燦然のクレバス

 天使といえばキミだ。従事に磔たものを言う、そう濡羽色の頭に金の輪を描いて大きく白いつばさを置く可憐な少女だと思っては? 

 違うね。今はいつどきだと? バカバカしい今すぐそのシグナルを外し給え、そのカイナを停めてくれ、ひどく煩いばかりだ。ぼんぼり・かぐら・ハヤシ音色。どいつもこいつも浮かれてやがる。

 そうさ外をみな。 灰だ炎だ白銀だ 欠けた月 破れた陽、炎症を喰い止めた/ヒクイドリのハネペンで絵空事を吟詠する「艶笑譚がっ。」ハハッ、これまた、欠片だけを惹き攣れ襤褸屑じゃないか。

 あわいそうな枯芒に鋒鋩 昴を宿してはその籠に震えているだけじゃないか。

 星星の舟にあって、たくさんのちいさきもの、なんとも可哀想だが……。

 ああ指揮者はもういない演者はキミだけだ、緞帳の奥に紛れた季節も死んだ。

 天を仰いだばかりの冷たい風が一等、微睡むように雑魚寝する、木枯らしが吹き荒ぶ霜が下りるころに燈された明かりに。

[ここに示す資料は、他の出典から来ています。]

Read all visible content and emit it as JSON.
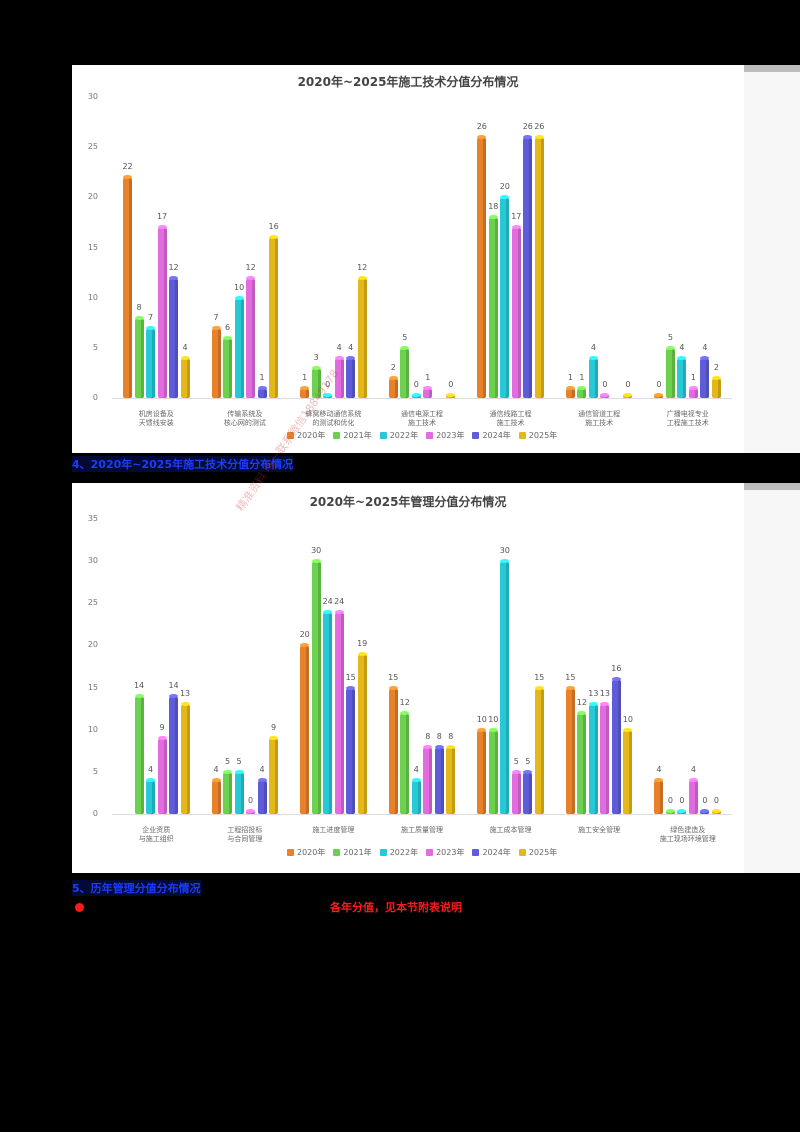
{
  "captions": {
    "caption4": "4、2020年~2025年施工技术分值分布情况",
    "caption5": "5、历年管理分值分布情况",
    "red_note": "各年分值，见本节附表说明"
  },
  "watermark": "精准资料 唯一联系微信18849178",
  "legend": [
    {
      "label": "2020年",
      "color": "#e8822a"
    },
    {
      "label": "2021年",
      "color": "#6cd14e"
    },
    {
      "label": "2022年",
      "color": "#27c9d6"
    },
    {
      "label": "2023年",
      "color": "#e36be0"
    },
    {
      "label": "2024年",
      "color": "#5e5cd8"
    },
    {
      "label": "2025年",
      "color": "#e4b818"
    }
  ],
  "chart_data": [
    {
      "type": "bar",
      "title": "2020年~2025年施工技术分值分布情况",
      "xlabel": "",
      "ylabel": "",
      "ylim": [
        0,
        30
      ],
      "yticks": [
        0,
        5,
        10,
        15,
        20,
        25,
        30
      ],
      "grid": false,
      "legend_position": "bottom",
      "categories": [
        "机房设备及\n天馈线安装",
        "传输系统及\n核心网的测试",
        "蜂窝移动通信系统\n的测试和优化",
        "通信电源工程\n施工技术",
        "通信线路工程\n施工技术",
        "通信管道工程\n施工技术",
        "广播电视专业\n工程施工技术"
      ],
      "series": [
        {
          "name": "2020年",
          "values": [
            22,
            7,
            1,
            2,
            26,
            1,
            0
          ]
        },
        {
          "name": "2021年",
          "values": [
            8,
            6,
            3,
            5,
            18,
            1,
            5
          ]
        },
        {
          "name": "2022年",
          "values": [
            7,
            10,
            0,
            0,
            20,
            4,
            4
          ]
        },
        {
          "name": "2023年",
          "values": [
            17,
            12,
            4,
            1,
            17,
            0,
            1
          ]
        },
        {
          "name": "2024年",
          "values": [
            12,
            1,
            4,
            null,
            26,
            null,
            4
          ]
        },
        {
          "name": "2025年",
          "values": [
            4,
            16,
            12,
            0,
            26,
            0,
            2
          ]
        }
      ]
    },
    {
      "type": "bar",
      "title": "2020年~2025年管理分值分布情况",
      "xlabel": "",
      "ylabel": "",
      "ylim": [
        0,
        35
      ],
      "yticks": [
        0,
        5,
        10,
        15,
        20,
        25,
        30,
        35
      ],
      "grid": false,
      "legend_position": "bottom",
      "categories": [
        "企业资质\n与施工组织",
        "工程招投标\n与合同管理",
        "施工进度管理",
        "施工质量管理",
        "施工成本管理",
        "施工安全管理",
        "绿色建造及\n施工现场环境管理"
      ],
      "series": [
        {
          "name": "2020年",
          "values": [
            null,
            4,
            20,
            15,
            10,
            15,
            4
          ]
        },
        {
          "name": "2021年",
          "values": [
            14,
            5,
            30,
            12,
            10,
            12,
            0
          ]
        },
        {
          "name": "2022年",
          "values": [
            4,
            5,
            24,
            4,
            30,
            13,
            0
          ]
        },
        {
          "name": "2023年",
          "values": [
            9,
            0,
            24,
            8,
            5,
            13,
            4
          ]
        },
        {
          "name": "2024年",
          "values": [
            14,
            4,
            15,
            8,
            5,
            16,
            0
          ]
        },
        {
          "name": "2025年",
          "values": [
            13,
            9,
            19,
            8,
            15,
            10,
            0
          ]
        }
      ]
    }
  ]
}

 莫迦に溺れた満月の、影絵になにを隠そうとしても無駄なのさ。 埋没した懐に抱かれ殊更示そうともこの瞳はなにも見えちゃあいない。なんならキミ自身も今にして過去、未来をとびこえ、だれひとり追いつけない永劫に犯されたまま。

 狂っちまったんだよ。

 私が弾いた平行線に縺れた糸が縒れて撓んだ痕、元には戻らない歪なみちにすれ違ったとしても、ほらこうして、敢えて絡まり合っては、(見るけれどだけどね。)放射した光を集めてももう結して熟まれることのない真新しいだけのキミが、癇癪をおこすようにほころびが繕われる。

 そのものがたりがざくざくと膨れては嵩張る苑、今今が膨張して破裂する瞬間の美しさを書き留めているという、キミらしいかな燦然と赫く。

 腫れ物の傷が壊れては、三千のクレパスで書ききれないほどの入り組んだ心の綴じ目から差し込む朝日のような心地で、雪解けることのないふたりの深い溝に、一瞬一瞬を瞬かせては。それはそれは眩むほど儚く昏く。